On the Tuesday night after making tough work of beating Waterford in the All-Ireland semi-final, Matthew Twomey and the Cork management summoned the players for a debrief.
Held scoreless for most of the first half, five points down early in the second half and only moving ahead for the first time with 56 minutes on the clock, there was much to discuss.
“It went on for a good hour and a half,” said Twomey of the meeting. “We had a frank chat about it.
“We put up a video and we left that to be self-explanatory. We went through a lot of clips. We were just saying, ‘this is not good enough, it’s not what we have worked at’. That was probably the disappointing factor, that we’d worked so hard on doing the proper things and we just went away from it.
“You can’t say it was inexperience because we were in last year’s All-Ireland final. And we were in the National League final, so it was just frustrating. I think the players held their hands up and said, ‘yeah, we lost the run of it’. So as I say, it’s back in their court now.”
Cork beat Waterford by five points in the end, pretty much as anticipated given that Waterford competed in Division Two this year. So was Twomey genuinely worried or simply taking the opportunity to demand an increase in standards ahead of the final?
“Yeah, I was [worried], there’s no point bluffing,” he said. “I know there’s leaders out on the field but you’re looking and saying, ‘where’s it going to come from?’ Because we were panicking when hitting the ball, the runs were all wrong, they were coming too deep, you were just saying to yourself, ‘who is out there that’s going to turn it around?’”
It turned out Twomey did have a player to turn things around though she was sitting behind him. Ashling Thompson. With 22 minutes on the clock, and only freshly cleared that morning of a two-match ban, the Milford colossus was brought on.
One passage of play from the third quarter of the game summed up her industry and the huge impact she had on the game, the four-time All-Ireland winner turning the ball over to win back possession in Cork’s defence and beginning a move that resulted in a Fiona Keating point.
Why she wasn’t available to start in the first half takes a little more explaining.
Sent off in their final round-robin game against Tipperary, reportedly for abusive language, the appeal process that Cork initiated dragged on and on and on.
“I rang her on the Friday night and I said, ‘I don’t think for your welfare that it would be right to start you if the appeal comes good’,” said Twomey.
“She was very unsettled. When she came into the team meeting she was drained, she was ashen. I just thought, ‘no way can we start her’. I had a quick word with her in the warm up, she looked okay but it did unsettle us, there’s no two ways about it.”
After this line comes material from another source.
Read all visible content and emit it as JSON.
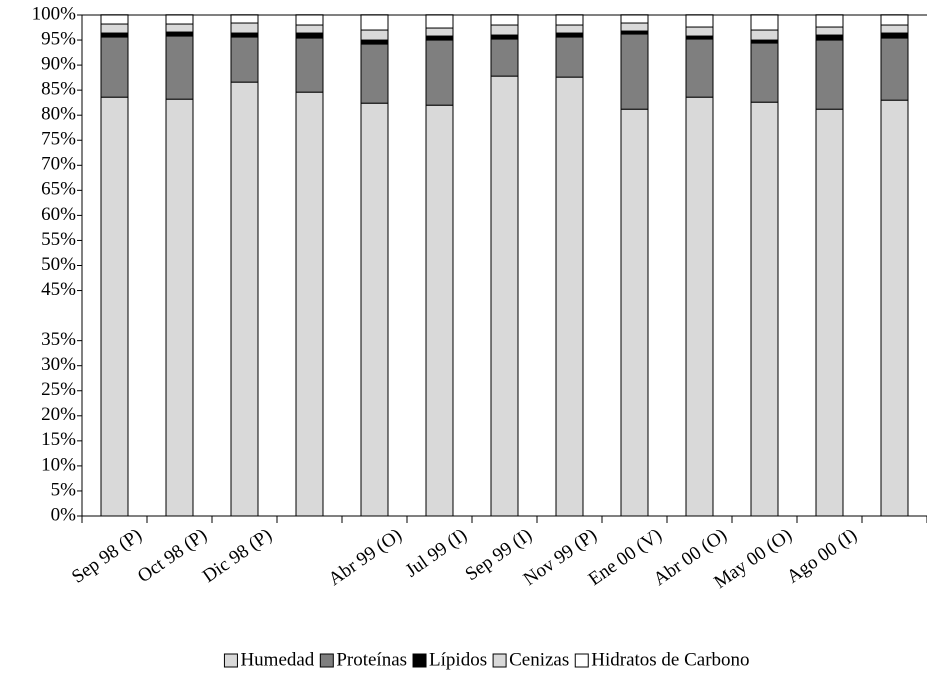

Only Twomey, Fitzgerald and Thompson herself were aware that the final appeal was taking place and the players and wider management team were only informed that it had been successful when they got off the train in Dublin, hours before throw-in.
“We knew there was a couple of indiscretions we’ll say in the ruling of it and when we questioned that . . .like, we brought nothing else forward on the second appeal and it was cleared,” said Twomey.
“That’s the frustrating part of it, it could have been sorted much earlier, that we wouldn’t have had to wait until the last minute. We brought nothing new to the table.”
There was a similar situation before last year’s final loss to Galway when Cork’s Orla Cronin was granted interim relief by the Disputes Resolution Authority to play. She’d been dismissed in the semi-final against Kilkenny and eventually got word in the run up to the decider that she could play.
“It was a quarter to 12 the night before an All-Ireland final,” recalled Twomey. “It was tough going, very tough on Orla, but on all of us. We had other players lined up to start and we had to go talking to them on the Sunday morning, that they’re not starting.”
There will be no such drama this week at least and it would be a surprise if Thompson isn’t restored to first team duty for the clash with Kilkenny.
“After the frank discussion we had with them, we asked them to just embrace it really,” said Twomey of the final build-up.
“I suppose we know ourselves that if we bring our best we’ll be hard to beat but if it’s anything less, we’re in trouble.”